Валериан Правдухин - Яик уходит в море
— Ты проводи-ка их с Петром до кошары!
И поскакал домой. Оглянулся еще раз.
— Дуреха, покрой голову-то. Нехорошо!
Настя пошла впереди маленького стада. Овцы прозябли за дорогу, проголодались. Они жались к девушке вплотную, словно заблудившиеся дети, тонко и надрывно блеяли и хватали горячими губами Настю за руку. Ветер разметал по плечам длинные черные косы девушки. Она растерянно остановилась, растроганно глядя на толкущихся у ее ног животных. Они мешали ей двигаться, каждое из них непременно хотело коснуться ее горячей и сильной ноги. О, как хорошо понимала их Настя. Она сама с горечью и отрадой прильнула бы к ногам такого же могучего, большого существа, каким она была сейчас для этих бездомовых овец. Высокий Петр жался от ветра к спине лошади и что-то кричал девке, а что — никак нельзя было разобрать сквозь бурю и пыль. У него вдруг сорвало ветром картуз с головы. Малиновый околыш метнулся по воздуху и напомнил Насте последнюю ужасную встречу с Клементием на Ерике. Картуз понесло по земле, как перекати-поле. Парень гикнул и бешено помчался за ним. Скрылся за изволоком Верблюжьей лощины. Настя осталась одна посреди поля в черном кольце плачущих овец. Ее темные волосы были живыми на ветру, и ей как-то скорбно приятно было, что ее голова оставалась неприлично неприкрытой, а косы, как и ее душа, неприкаянными. «Эх, жалей, не жалей!» Низко над полем ползли черные, брюхатые тучи, и казалось, что вот-вот они коснутся трепаной головы девушки. Да, зима была близко.

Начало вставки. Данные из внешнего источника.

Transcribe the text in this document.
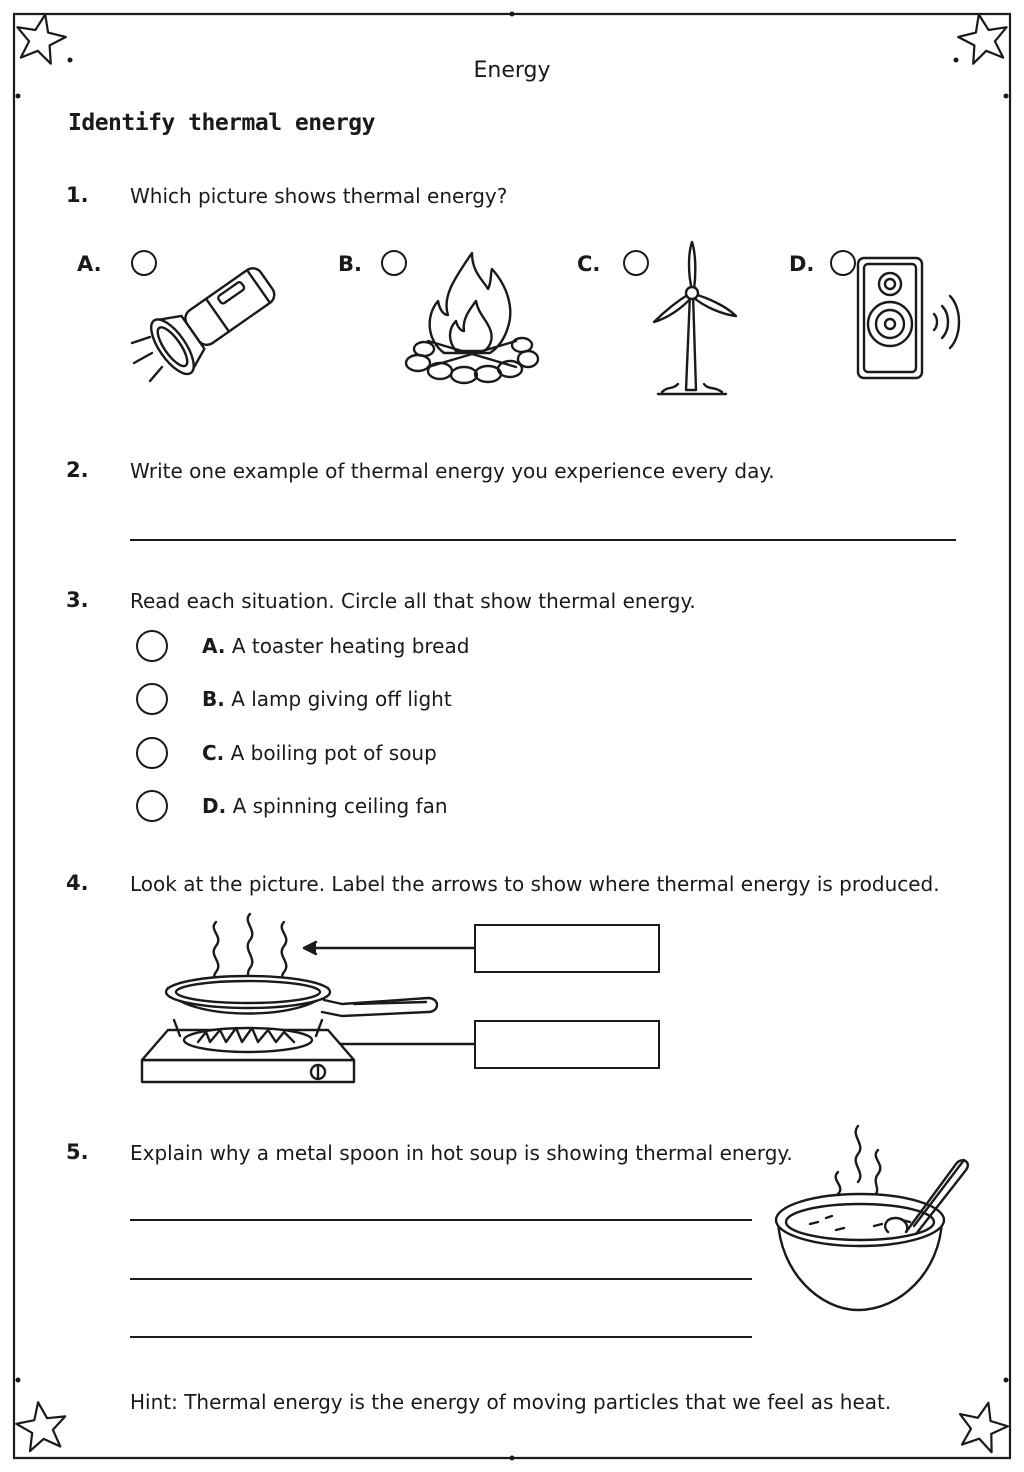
Energy
Identify thermal energy
1. Which picture shows thermal energy?
A.	B.	C.	D.
2. Write one example of thermal energy you experience every day.
3. Read each situation. Circle all that show thermal energy.
A. A toaster heating bread
B. A lamp giving off light
C. A boiling pot of soup
D. A spinning ceiling fan
4. Look at the picture. Label the arrows to show where thermal energy is produced.
5. Explain why a metal spoon in hot soup is showing thermal energy.
Hint: Thermal energy is the energy of moving particles that we feel as heat.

Земля казалась обреченной. Скоро снег закроет травы, реки, улицы, степи белым покрывалом. Саваном упадет на людей…
По дороге скакали плавенщики. Они возвращались от Гурьева домой. Как всегда, они все были навеселе: кто с радости от большого улова, кто с горя, что мало наловил или совсем не обрыбился. По сырту тарахтели тагарка за тагаркой, тарантас за тарантасом. Цепью плыли будары на дрогах. Днища их еще не успели просохнуть. Казаки куражились и шумели еще больше, подъезжая к поселку: пусть все видят, как гуляют уральские казаки! Рыбаки улыбались Насте, кричали ей что-то веселое и задорное. Чаще всего остро, с перцем шутили над нею.
— Что ты, казачка, все покрыла, а голову забыла? Матри, лысый родится.
— Разуй ноги, обуй башку, не то дьявол тебя вверх тормашками поставит…
— Голову-то меньше ног бережешь!
Юный казак в офицерской шинели, русокудрый красавец, охнул, увидав Настю, окруженную овцами. Он привстал в тарантасе во весь свой немалый рост и крикнул, осадив лошадей:
— Здорово, русская красавица! Хоп, жар кельде! (Во, красотка явилась!)[7] Эй, кто вызовется сыскать еще такую? Садись, умчу… туда, в город!
Как ни смутно было на душе у Насти, а навсегда запомнила она эти слова, этот горячий, мужской выкрик, — не забыла бы, если бы даже прожила на земле еще сотню лет.
Несколько тагарок и тарантасов остановились возле девушки Нарочно! Казаки пили на ходу водку, толковали о плавне, спорили о ярыгах и неводах, а сами косились на Настю. Ну и казачка!
— Как на последнем рубеже было? Что слышно под Гурьевым?
— Да как? Иной сердешный и на убытки не пумал, во как! Уходит от нас рыба-то! Нет ладов промеж себя, откуда же быть удаче! Ярыжники с неводчиками в кровь передрались.
— Ну, а сам-то как ты, Силантьич?
— Я тож не обрыбился: богу не помолился, а с бабой горячо простился.
— А пьешь на каку казну?
— Да так, пустяшное: икряного осетрика пудиков на шесть прихватил да белужку на тридцать, да судачков сотенки три, — вот оно и набралось по малости. Ха-ха-ха!
— Выходит, женино благословение увез с горячих проводин и не растерял святое помазание. Хо-хо-хо!
— Как раз и осталось от барыша на шелковый сарафан жене!
— Прощайте не то, станишники!
— Хош!
Одни уезжали, другие подъезжали и останавливались.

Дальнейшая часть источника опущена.